Ten Attributes of a Great Teacher

God’s way has always been a way of learning. It is a way of seeking to understand His laws and His will for our lives. In an attempt to influence others for righteousness, God commanded the communication or teaching of His word (Deuteronomy 6:6-9; 31:9-11). For this purpose, God has placed teachers in the New Testament church (Ephesians 4:11-12).

There are several passages that you need to carefully study concerning teachers and teaching which are of extreme importance (Hebrews 5:12; 1 Timothy 4:11-16; 2 Timothy 2:2; 24-26). These passages emphasize at least two things: (1) the importance of teaching itself and (2) the need for men and women of faith and ability to become good teachers! It is with this need for good teachers in mind that I want to talk with you about the characteristics of a good teacher. I think there are at least ten attributes we can observe.


Some teachers only prepare their Sunday classes on Saturday night. They give a cursory reading to their teacher’s manual and their Bible. They think, “I have taught this lesson before. I remember it pretty well. I will just refresh my memory.” Such teachers usually have poor results in their classrooms. It has been said, “By failing to prepare you are preparing to fail.” It is just plain common sense that the more you perspire before your lesson, the less you perspire during your lesson. To be a great teacher, you have to spend time preparing your lesson. Begin planning as soon as you are given your teaching assignment. Always be on the lookout for illustrations and teaching aids. Give your ideas time to incubate. Then, when you present your lesson, you teach out of the overflow of knowledge on your subject. Preparation is the key to a great class. Most parents would reel in horror if their children’s teachers in public school prepared as little as some of the teachers to which the parents entrust spiritual training.


Consider the following two illustrations. One teacher comes in and says, “Good morning, boys and girls! Today we are going to study an exciting incident in the life of Jesus — the time He raised Lazarus from the dead! Let’s read the account in John 11 …” The other teacher comes in and says, “Everybody get quiet now. Let’s see. Where did we leave off last week? Oh yes, today we study about Jesus raising a dead man. Be quiet as I read this to you …” Which class would you rather be in? Someone once told me about my preaching, “Jim, you either put fire in your sermons or put your sermons in the fire.” I believe the same is true regarding our teaching. It is not too much for our students to ask us to put a little enthusiasm in what we do.


Great teachers get to know their students. Take time to talk with your students before and after class. Ask your students about their week, their activities, their families, etc. Great teachers let their students share personal experiences in class. Ask for examples and illustrations from your class members. Great teachers use their student’s names in class.
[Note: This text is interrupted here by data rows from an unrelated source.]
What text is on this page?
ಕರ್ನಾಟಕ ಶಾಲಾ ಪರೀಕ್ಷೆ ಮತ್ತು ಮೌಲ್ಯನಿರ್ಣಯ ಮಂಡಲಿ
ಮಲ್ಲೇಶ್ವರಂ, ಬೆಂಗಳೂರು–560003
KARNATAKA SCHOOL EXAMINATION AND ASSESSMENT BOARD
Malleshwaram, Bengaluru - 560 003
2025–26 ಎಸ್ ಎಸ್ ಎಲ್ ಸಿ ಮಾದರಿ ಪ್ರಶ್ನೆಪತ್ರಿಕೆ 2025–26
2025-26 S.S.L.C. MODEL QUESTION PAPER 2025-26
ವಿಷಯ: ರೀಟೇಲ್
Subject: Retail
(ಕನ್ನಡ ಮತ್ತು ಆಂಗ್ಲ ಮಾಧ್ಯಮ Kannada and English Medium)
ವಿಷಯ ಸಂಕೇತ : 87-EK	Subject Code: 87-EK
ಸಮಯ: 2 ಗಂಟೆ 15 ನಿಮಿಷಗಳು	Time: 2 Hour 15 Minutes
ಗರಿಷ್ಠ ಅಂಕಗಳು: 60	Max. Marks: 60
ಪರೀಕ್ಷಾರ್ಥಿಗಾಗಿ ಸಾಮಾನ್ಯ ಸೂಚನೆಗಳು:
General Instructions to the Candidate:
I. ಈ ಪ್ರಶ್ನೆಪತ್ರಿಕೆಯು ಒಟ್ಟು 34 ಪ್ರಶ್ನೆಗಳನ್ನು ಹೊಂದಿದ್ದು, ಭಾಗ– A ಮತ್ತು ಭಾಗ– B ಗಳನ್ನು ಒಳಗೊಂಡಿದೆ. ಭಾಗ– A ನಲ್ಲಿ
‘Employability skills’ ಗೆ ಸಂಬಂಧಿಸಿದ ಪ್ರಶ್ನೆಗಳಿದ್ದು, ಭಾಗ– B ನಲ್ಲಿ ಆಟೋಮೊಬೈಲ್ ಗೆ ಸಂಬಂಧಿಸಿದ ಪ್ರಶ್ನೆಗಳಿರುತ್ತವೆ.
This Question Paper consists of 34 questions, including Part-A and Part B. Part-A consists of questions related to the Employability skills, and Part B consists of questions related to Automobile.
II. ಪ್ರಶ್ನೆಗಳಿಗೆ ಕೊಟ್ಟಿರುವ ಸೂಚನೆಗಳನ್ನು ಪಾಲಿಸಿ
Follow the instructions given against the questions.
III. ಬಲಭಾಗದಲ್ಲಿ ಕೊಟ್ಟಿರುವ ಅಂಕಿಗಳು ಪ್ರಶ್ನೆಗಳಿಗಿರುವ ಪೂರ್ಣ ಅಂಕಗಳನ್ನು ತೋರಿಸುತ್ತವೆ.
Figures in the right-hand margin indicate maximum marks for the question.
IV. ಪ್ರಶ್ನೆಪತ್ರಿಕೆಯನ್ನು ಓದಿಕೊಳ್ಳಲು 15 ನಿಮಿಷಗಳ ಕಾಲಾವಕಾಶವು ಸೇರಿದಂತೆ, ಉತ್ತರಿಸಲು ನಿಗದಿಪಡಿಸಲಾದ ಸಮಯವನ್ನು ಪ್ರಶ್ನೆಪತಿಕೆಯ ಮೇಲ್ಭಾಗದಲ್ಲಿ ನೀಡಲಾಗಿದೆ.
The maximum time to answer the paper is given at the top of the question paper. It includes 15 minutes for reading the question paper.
For example, a teacher might say, “Good answer, Bobby. Sue, would you read the next verse?” Great teachers share experiences from their own lives with their students. This helps the student realize that the gospel is real. A teacher might tell their students, “Let me tell about when I decided to become a Christian” or “I remember a few days ago when God answered my prayer …” Great teachers get to know their students outside of class. Visit in your student’s homes. Go to activities of which your students are a part. Plan activities for the students to do outside of class. Extracurricular events help students come to know one another and their teacher better. These activities can build friendships that last a lifetime.


Teachers need to be sensitive to their students’ feelings. Ignoring particular students, making fun or criticizing a student for a wrong answer, getting mad in class at students … all of these things hurt the student. Good teachers have no “teacher’s pets” that they call on to the exclusion of others. They try to find the good in every comment a student makes. Great teachers are good listeners. Encourage your students to participate in class. Really listen to what your students say. If you see that someone is troubled, make a point of speaking to that student when the class is over.


Great teachers look for the good in their students. It is easy to be critical of some students, to only see the misbehavior, the disruption, and the infrequency of attendance. But we have to look through the outer layer of our students into their hearts and souls. Remember, you have very little if any control of what goes on in the lives of your students outside the classroom. So you must use the little time that you have to do as much as you can in the lives of the people you touch in the classroom. If you focus only on the bad, you will be able to construct little good. Good teachers also see the potential for good in their class as a whole. They are constantly thinking, praying, and talking about how their class can grow.


Good teachers will get to their rooms early enough to be set up when their pupils arrive. There need be no last-minute scurrying around to move chairs and find materials. Be there to welcome your students in a relaxed manner as they arrive. When you are constantly late for teaching your own class it says volumes about your interest in the class … and people see!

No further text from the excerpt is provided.